Jeff Moerdler: I think this mission will change all of us that were there, and it is something we will never forget. I thought the trip for the training mission in 2019 had an impact on my life, but that was nothing compared to this. It also made all the team members closer.

It’s new friendships, which is a theme of Hatzalah in general. I have a whole group of friends from Riverdale Hatzalah who are half my age, and some of them are “day members” from chassidishe families living in Boro Park but working in the Riverdale area in nursing homes or Montefiore Hospital or Columbia-Presbyterian, or in construction.

Josh Hartman: We can check all the boxes and say our mission is successful on all accounts. It’s been a stressful time, especially for them, but we set out a goal, we identified our objective, and we achieved it.

Now it is time for us to identify how we can best prepare for the future if chas v’shalom something like this or even something different from this happens, and how we can help. We will focus our efforts on how we can improve upon the success we had over the past few weeks.

Think back to how Mr. Weber started Hatzalah with a single oxygen tank. It’s amazing how Hatzalah is now a global organization.

Moshe Zev Weiszberg: This is because the barriers are falling away. We are just Jews, and we are all brothers and sisters. And baruch Hashem I think that people are starting to feel that more.

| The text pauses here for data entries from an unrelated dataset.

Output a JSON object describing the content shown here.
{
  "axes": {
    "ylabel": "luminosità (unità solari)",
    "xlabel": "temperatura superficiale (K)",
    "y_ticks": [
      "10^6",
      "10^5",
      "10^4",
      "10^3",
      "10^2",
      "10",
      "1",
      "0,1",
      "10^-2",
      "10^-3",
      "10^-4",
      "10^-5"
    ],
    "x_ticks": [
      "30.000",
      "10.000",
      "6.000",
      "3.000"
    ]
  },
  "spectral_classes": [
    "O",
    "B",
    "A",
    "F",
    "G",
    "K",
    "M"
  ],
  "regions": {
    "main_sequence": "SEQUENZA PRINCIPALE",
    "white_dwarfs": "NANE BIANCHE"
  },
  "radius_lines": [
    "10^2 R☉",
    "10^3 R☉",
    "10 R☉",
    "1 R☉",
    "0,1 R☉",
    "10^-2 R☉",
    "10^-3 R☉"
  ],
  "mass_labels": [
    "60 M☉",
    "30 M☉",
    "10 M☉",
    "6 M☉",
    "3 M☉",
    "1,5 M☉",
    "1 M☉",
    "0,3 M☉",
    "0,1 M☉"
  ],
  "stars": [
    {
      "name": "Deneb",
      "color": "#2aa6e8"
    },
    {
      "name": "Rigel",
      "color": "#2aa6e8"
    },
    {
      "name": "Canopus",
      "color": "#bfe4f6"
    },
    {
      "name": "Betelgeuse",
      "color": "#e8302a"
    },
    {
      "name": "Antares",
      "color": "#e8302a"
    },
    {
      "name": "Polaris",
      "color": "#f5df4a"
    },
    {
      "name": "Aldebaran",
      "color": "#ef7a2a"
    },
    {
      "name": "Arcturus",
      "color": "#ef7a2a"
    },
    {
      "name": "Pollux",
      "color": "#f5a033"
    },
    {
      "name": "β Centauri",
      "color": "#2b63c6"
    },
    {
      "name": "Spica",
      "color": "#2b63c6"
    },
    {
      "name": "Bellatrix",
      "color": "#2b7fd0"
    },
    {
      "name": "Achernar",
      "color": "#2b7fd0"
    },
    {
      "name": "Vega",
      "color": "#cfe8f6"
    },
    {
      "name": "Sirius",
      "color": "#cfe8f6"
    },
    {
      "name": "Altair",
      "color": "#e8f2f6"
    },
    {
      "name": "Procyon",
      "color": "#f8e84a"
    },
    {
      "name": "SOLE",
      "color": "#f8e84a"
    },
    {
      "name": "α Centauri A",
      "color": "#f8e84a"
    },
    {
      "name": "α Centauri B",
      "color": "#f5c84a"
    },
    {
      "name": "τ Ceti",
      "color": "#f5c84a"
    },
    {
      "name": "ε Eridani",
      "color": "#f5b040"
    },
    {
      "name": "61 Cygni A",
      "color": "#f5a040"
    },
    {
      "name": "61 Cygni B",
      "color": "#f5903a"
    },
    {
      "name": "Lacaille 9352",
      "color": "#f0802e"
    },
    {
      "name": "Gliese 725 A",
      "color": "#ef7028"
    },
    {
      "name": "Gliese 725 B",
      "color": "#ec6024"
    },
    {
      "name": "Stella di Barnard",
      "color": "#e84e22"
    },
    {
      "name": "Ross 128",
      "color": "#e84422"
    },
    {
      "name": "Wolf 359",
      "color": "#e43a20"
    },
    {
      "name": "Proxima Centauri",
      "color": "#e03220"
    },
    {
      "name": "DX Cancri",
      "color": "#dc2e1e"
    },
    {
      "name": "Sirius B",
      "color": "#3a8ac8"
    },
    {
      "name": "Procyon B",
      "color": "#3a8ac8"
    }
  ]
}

Chaskel Bennett is a veteran Hatzalah member who trained with the H.E.A.R.T. groups in previous years and served with Team 2.

“When I arrived in Sderot, the city was a ghost town, as all the surviving residents had evacuated. We were posted in the MDA station, mainly to be on call if a rocket fell, or if chas v’shalom there would be an influx of casualties from the ground invasion. The MDA base became the hub of activity for Sderot.

“For Shabbos, we ordered 25 trays of food, and someone else also ordered a similar amount. An hour before Shabbos, a tank battalion commander came by and told us his group would be going in that night, and the food for them did not arrive. We loaded up his Humvee with trays of food.

“Before he left, I told him, ‘If you see you’re in trouble, everyone should say, ein od milvado!’ I practiced it with him, and he set off with the food, and with a peckel of bitachon.”